歌にマジになっていることを嗤われて、唄うことに苦い悔しい思いをしていたこともあった。
 嗤ったやつらを見返したくてひとりで唄い始めた僕が、いまは最高のギタリストであり、最愛の人生のパートナーである彼と共に最高のステージに立っている――

「サンキュー! バレットでした! また会いましょう!!」
「またねー!」

 アンコール含め2時間ちょっとに及んだステージを終えて裏へ引っ込むと、僕の相方であるナギがこちらを向いて拳を突き出している。
 僕はそれに条件反射のように拳を突き出し、こつんとぶつけてからハグをしてくる。これは僕らにとってお互いを労う儀式みたいなものだ。
 ナギが僕の背や頭をぽんぽんと撫で、昂ったままの心を落ち着かせていく。僕もまた、彼の背を抱きしめる。

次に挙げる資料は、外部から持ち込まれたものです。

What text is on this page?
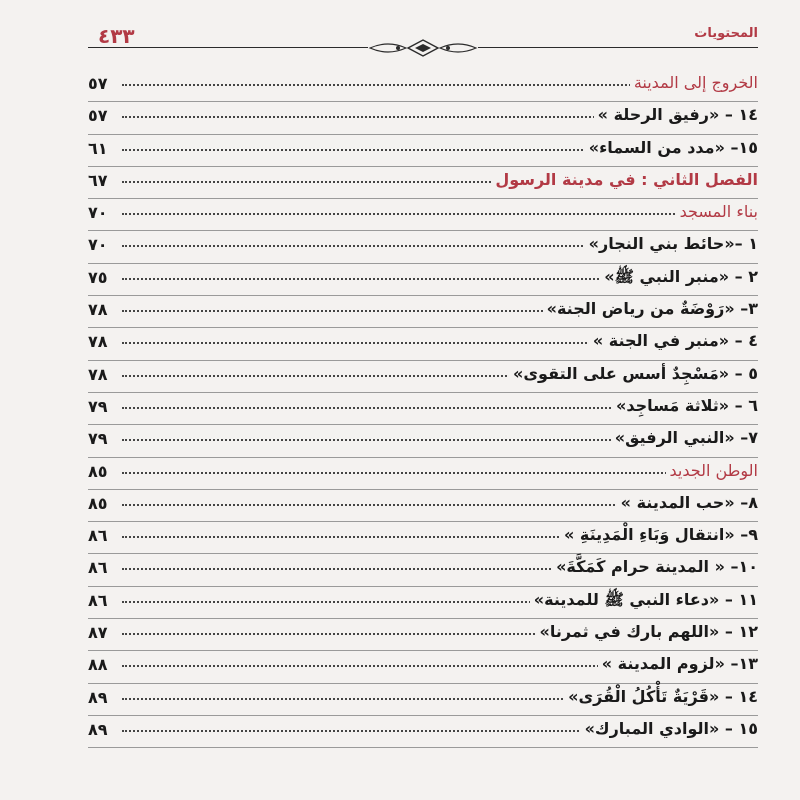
٤٣٣	المحتويات
الخروج إلى المدينة
٥٧
١٤ – «رفيق الرحلة »
٥٧
١٥– «مدد من السماء»
٦١
الفصل الثاني : في مدينة الرسول
٦٧
بناء المسجد
٧٠
١ –«حائط بني النجار»
٧٠
٢ – «منبر النبي ﷺ»
٧٥
٣– «رَوْضَةٌ من رياض الجنة»
٧٨
٤ – «منبر في الجنة »
٧٨
٥ – «مَسْجِدٌ أسس على التقوى»
٧٨
٦ – «ثلاثة مَساجِد»
٧٩
٧– «النبي الرفيق»
٧٩
الوطن الجديد
٨٥
٨– «حب المدينة »
٨٥
٩– «انتقال وَبَاءِ الْمَدِينَةِ »
٨٦
١٠– « المدينة حرام كَمَكَّةَ»
٨٦
١١ – «دعاء النبي ﷺ للمدينة»
٨٦
١٢ – «اللهم بارك في ثمرنا»
٨٧
١٣– «لزوم المدينة »
٨٨
١٤ – «قَرْيَةٌ تَأْكُلُ الْقُرَى»
٨٩
١٥ – «الوادي المبارك»
٨٩
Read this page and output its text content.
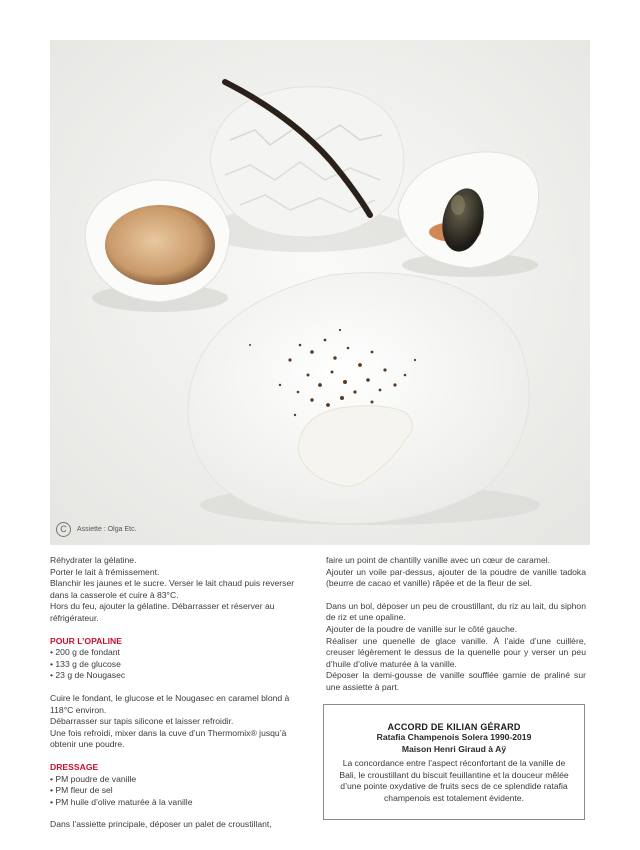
C	Assiette : Olga Etc.

Réhydrater la gélatine.

Porter le lait à frémissement.

Blanchir les jaunes et le sucre. Verser le lait chaud puis reverser dans la casserole et cuire à 83°C.

Hors du feu, ajouter la gélatine. Débarrasser et réserver au réfrigérateur.

POUR L’OPALINE

• 200 g de fondant
• 133 g de glucose
• 23 g de Nougasec

Cuire le fondant, le glucose et le Nougasec en caramel blond à 118°C environ.

Débarrasser sur tapis silicone et laisser refroidir.

Une fois refroidi, mixer dans la cuve d’un Thermomix® jusqu’à obtenir une poudre.

DRESSAGE

• PM poudre de vanille
• PM fleur de sel
• PM huile d’olive maturée à la vanille

Dans l’assiette principale, déposer un palet de croustillant,

faire un point de chantilly vanille avec un cœur de caramel.

Ajouter un voile par-dessus, ajouter de la poudre de vanille tadoka (beurre de cacao et vanille) râpée et de la fleur de sel.

Dans un bol, déposer un peu de croustillant, du riz au lait, du siphon de riz et une opaline.

Ajouter de la poudre de vanille sur le côté gauche.

Réaliser une quenelle de glace vanille. À l’aide d’une cuillère, creuser légèrement le dessus de la quenelle pour y verser un peu d’huile d’olive maturée à la vanille.

Déposer la demi-gousse de vanille soufflée garnie de praliné sur une assiette à part.

ACCORD DE KILIAN GÉRARD
Ratafia Champenois Solera 1990-2019
Maison Henri Giraud à Aÿ
La concordance entre l’aspect réconfortant de la vanille de Bali, le croustillant du biscuit feuillantine et la douceur mêlée d’une pointe oxydative de fruits secs de ce splendide ratafia champenois est totalement évidente.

「はー、今日も楽しかったなー。俺のギター最高だったし」
「そうだね、良く鳴ってたよ。うるさいくらいに」
「ああ? 葉一の声が小さいんだろうがよ」
「これ以上大きくしたら、PAさんの耳潰れちゃうよ」

 ナギの煽り文句にそう返すと、それもそうか、と意外とあっさり引き下がる。その様子に、僕らの後ろにいたマネージャーの木暮さんと顔を見合わせて僕はくすりと笑う。

「随分と丸くなったもんだね、あの暴れん坊のナギが」
「昔なら掴みかかって来そうだったのに」
「何だよ、ヒトを年寄り扱いしやがって……10年もやってりゃ、そういうのが無駄な体力使うってわかるんだよ」

 逆に、10年もかかったのか……と言いたかったけれど、それはさすがにつかみかかられそうなので黙っておいた。
 そんなことを考えながら差し入れられたミネラルウォーターを飲んでいると、ナギがニヤニヤとこちらを見てくる。その顔は、何年経っても変わらない。

「……なに?」
「いやぁ、葉一もだいぶ言うようになったなぁって思ってさ」
「まあね、もう10年もやってればね」

 互いに見つめ合って顔をしかめ、そして吹き出して笑う。
 これまでも、この先もずっと、僕の隣でギターを奏でるのは彼だけだ。彼のギターでなら、僕はいくらでも唄える。それを思い知った日々だった。
 ――あの夜の出逢いから、僕らは、バレットは始まっていたのかもしれない。

「葉一、ナギ、まだアンコール鳴りやまないんだけど」

 ステージの様子を見ていた木暮さんが、「どうする?」と、僕らの方にそう声をかけてくる。僕とナギは顔を見合わせ、ニヤリと笑い、そっと触れ合うように口付けてハグをほどき、口をそろえて答える。

「やらせてください!」

 ダブルアンコール、となったアリーナツアーのファイナル公演のステージに、僕らは肩を組んで出ていった。最高の恋の続きと、ステージの続きを、彼と奏で、唄うために。